降低軟體流程(software process)的變異性(variances)是軟體發展活動中極為重要的步驟，而統計流程管制(statistical process control, SPC)則是在此活動中經常被用來監控軟體流程並找出問題(problems)的一種方式。雖然造成軟體發展流程問題的因素會因為專案屬性的不同(如專案開發人員的經驗、產品的複雜度、輔助工具與專案時程的安排)而不同，但分析現有的瑕疵報告(defect reports)通常被用來找出造成問題的原因(causes)，然而分析數量龐大的瑕疵報告並非一件簡單的工作，因果分析技術(Causal Analysis)便是用來找出問題所在，以協助訂定與進行矯正措施(corrective actions)。
本研究提出一種運用多變量統計流程管制(multivariate statistical process control)與以軟體發展行動為導向之瑕疵預測技術(Action-Based Defect Prediction)來偵測軟體發展流程中所發生的問題(problems detection)，並同時找出導致問題的原因(causes of problems)，這些資訊也將用來對未來軟體發展行動中可能再次發生問題進行預測(prediction)。本研究所提出的方法可以同時對多個事先定義的度量(measures)進行監控(monitor)，對於已偵測為對失控點(out-of-control points)影響最大的度量，則可以進一步利用本研究所提的方法來找出導致問題的原因，其中淨最小平方法(partial least square)與多重假設檢定法(multiple hypothesis testing)可用來對於已找出的原因進行驗證(validation)的工作。使用本研究所提出的方法主要好處是對於具有高度相關(correlated)的度量可以同時進行監控，而所得的結果亦有助於因果分析與軟體流程改善的進行。
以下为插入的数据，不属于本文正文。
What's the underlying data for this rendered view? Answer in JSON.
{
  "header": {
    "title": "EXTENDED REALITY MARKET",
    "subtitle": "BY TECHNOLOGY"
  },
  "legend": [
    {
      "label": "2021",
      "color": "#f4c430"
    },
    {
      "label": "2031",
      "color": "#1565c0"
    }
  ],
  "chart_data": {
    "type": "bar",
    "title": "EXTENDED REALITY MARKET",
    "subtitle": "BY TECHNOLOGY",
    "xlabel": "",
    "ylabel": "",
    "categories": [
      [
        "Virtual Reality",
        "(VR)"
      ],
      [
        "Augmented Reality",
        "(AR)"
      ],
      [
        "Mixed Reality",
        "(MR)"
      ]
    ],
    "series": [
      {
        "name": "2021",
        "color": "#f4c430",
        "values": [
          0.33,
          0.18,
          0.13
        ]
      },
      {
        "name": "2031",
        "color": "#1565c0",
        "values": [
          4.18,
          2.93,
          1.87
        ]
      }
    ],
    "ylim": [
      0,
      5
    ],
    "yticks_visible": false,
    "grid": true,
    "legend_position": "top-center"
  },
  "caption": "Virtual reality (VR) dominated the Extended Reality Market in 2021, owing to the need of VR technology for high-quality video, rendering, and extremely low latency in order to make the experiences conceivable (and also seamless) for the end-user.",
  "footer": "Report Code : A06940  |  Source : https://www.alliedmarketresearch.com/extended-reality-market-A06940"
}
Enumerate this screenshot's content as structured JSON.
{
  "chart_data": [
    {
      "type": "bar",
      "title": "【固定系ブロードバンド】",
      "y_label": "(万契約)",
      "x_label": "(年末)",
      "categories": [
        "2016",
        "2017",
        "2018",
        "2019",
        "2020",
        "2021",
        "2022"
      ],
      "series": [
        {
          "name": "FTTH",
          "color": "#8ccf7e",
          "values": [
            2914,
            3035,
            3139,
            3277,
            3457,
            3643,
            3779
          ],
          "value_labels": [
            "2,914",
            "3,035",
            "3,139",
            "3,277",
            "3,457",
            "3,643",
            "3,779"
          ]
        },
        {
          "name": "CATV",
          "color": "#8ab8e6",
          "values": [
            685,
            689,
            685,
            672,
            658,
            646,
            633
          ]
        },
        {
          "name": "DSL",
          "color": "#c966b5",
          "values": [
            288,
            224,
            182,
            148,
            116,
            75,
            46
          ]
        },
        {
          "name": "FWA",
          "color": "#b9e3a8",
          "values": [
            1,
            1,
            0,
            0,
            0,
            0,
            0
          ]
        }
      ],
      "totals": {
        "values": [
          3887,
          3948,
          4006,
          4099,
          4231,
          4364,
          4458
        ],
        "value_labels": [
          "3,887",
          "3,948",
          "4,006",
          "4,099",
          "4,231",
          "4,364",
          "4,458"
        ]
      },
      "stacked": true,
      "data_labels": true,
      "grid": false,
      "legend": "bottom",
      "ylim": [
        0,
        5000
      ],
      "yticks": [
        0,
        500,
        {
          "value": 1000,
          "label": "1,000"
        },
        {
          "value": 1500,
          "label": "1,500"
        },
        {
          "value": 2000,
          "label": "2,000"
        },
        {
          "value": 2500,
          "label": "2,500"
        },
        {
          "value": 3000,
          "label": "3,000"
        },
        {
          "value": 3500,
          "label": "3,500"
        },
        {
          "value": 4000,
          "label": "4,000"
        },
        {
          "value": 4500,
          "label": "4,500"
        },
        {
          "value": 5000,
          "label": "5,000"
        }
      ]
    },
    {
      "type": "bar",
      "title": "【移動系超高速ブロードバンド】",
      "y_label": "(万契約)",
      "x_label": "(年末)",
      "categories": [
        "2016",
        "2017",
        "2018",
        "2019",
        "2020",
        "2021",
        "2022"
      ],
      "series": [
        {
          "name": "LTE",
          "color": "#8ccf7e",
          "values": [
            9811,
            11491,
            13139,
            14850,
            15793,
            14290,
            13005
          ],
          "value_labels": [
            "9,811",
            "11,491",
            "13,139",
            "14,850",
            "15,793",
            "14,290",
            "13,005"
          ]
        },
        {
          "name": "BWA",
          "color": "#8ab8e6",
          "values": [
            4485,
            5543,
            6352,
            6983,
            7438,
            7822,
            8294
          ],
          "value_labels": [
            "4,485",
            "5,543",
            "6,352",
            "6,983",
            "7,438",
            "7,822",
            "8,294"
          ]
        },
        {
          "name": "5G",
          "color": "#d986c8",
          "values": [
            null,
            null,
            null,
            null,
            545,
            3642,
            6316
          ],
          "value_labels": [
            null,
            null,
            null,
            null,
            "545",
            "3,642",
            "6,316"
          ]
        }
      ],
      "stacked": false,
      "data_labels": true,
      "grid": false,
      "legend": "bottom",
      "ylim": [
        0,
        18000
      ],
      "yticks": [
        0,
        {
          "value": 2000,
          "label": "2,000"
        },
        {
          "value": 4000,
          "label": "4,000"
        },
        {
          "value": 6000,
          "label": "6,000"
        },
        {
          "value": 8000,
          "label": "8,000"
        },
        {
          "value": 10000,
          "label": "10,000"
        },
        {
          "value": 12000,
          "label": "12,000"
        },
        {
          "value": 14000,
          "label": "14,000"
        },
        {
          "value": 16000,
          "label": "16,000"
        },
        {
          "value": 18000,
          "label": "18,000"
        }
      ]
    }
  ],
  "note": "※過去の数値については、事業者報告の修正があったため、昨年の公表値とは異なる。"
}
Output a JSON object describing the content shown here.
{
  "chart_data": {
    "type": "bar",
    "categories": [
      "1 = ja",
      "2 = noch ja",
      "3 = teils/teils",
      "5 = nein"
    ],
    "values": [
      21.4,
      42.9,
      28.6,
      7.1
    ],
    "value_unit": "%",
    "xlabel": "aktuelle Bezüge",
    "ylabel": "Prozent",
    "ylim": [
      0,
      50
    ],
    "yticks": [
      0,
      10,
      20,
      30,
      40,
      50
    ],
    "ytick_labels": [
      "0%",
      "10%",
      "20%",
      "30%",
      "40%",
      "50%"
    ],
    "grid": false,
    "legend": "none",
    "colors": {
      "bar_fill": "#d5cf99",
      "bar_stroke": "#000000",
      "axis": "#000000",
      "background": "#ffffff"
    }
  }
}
本研究所提的方法除了可以找出問題的導致原因外，並提供一種以軟體發展行動為導向之軟體瑕疵預測技術(Action-Based Defect Prediction, ABDP)來協助對於軟體發展行動中可能的瑕疵進行預測，此方式主要是以分析專案發展流程中已執行過的軟體發展行動(performed actions)與瑕疵報告(defect reports)來找出造成瑕疵的軟體發展行動特徵(characteristics)。軟體瑕疵(software defect)不但會影響軟體品質(quality)，其所衍生的成本(cost)更可能會影響到軟體專案(software project)的成功。雖然於發展初期(early stage)發現且移除瑕疵能有效降低瑕疵所造成的衝擊(impact)，但若能在瑕疵發生前即予以防止則不但能有效節省用於瑕疵偵測(defect detection)與瑕疵移除(defect removal)上的成本，更能降低其所產生的衝擊。於軟體發展初期即著手預防軟體瑕疵的產生，更可降低軟體流程(software process)的變異性(variance)與提高軟體產品的穩定度(stability)。而這些找出來的軟體發展行動特徵將可用來預測接下來所要執行的軟體發展行動，如果將要執行的軟體發展行動被預測為有瑕疵產生時，適當的軟體發展行動矯正措施(corrective actions)便可立即用於這些軟體發展行動以便預防可能產生的瑕疵。找出專案發展中可能造成瑕疵的軟體發展行動並不容易，雖然使用預測模型(prediction model)來預測未來的軟體發展流程已為大部分的軟體開發組織所使用，用來建立此預測模型的資料也通常蒐集自過去的軟體專案，然而在不同軟體發展專案中所執行的軟體發展行動可能會產生不同的結果，也因此增加預測的困難度。本研究所提出的ABDP方法便是運用資料探勘(Data Mining)的技術來分析已執行過的軟體發展行動記錄與瑕疵報告，以便獲得可能產生瑕疵的行動樣式(pattern)。此樣式便可以運用來預測將要執行的軟體發展行動是否會產生瑕疵。此ABDP方式在本研究中也運用於一個蒐集自商業專案的資料並獲致相當不錯的預測成效，多種協助處理所蒐集到軟體發展行動資料的方法也同時運用到此方法中，例如運用子資料集合選取(Feature Subset Selection, FSS)來選取適當的屬性集來分析、減少取樣(under-sampling)與增加取樣(over-sampling)則用於不平衡的資料集。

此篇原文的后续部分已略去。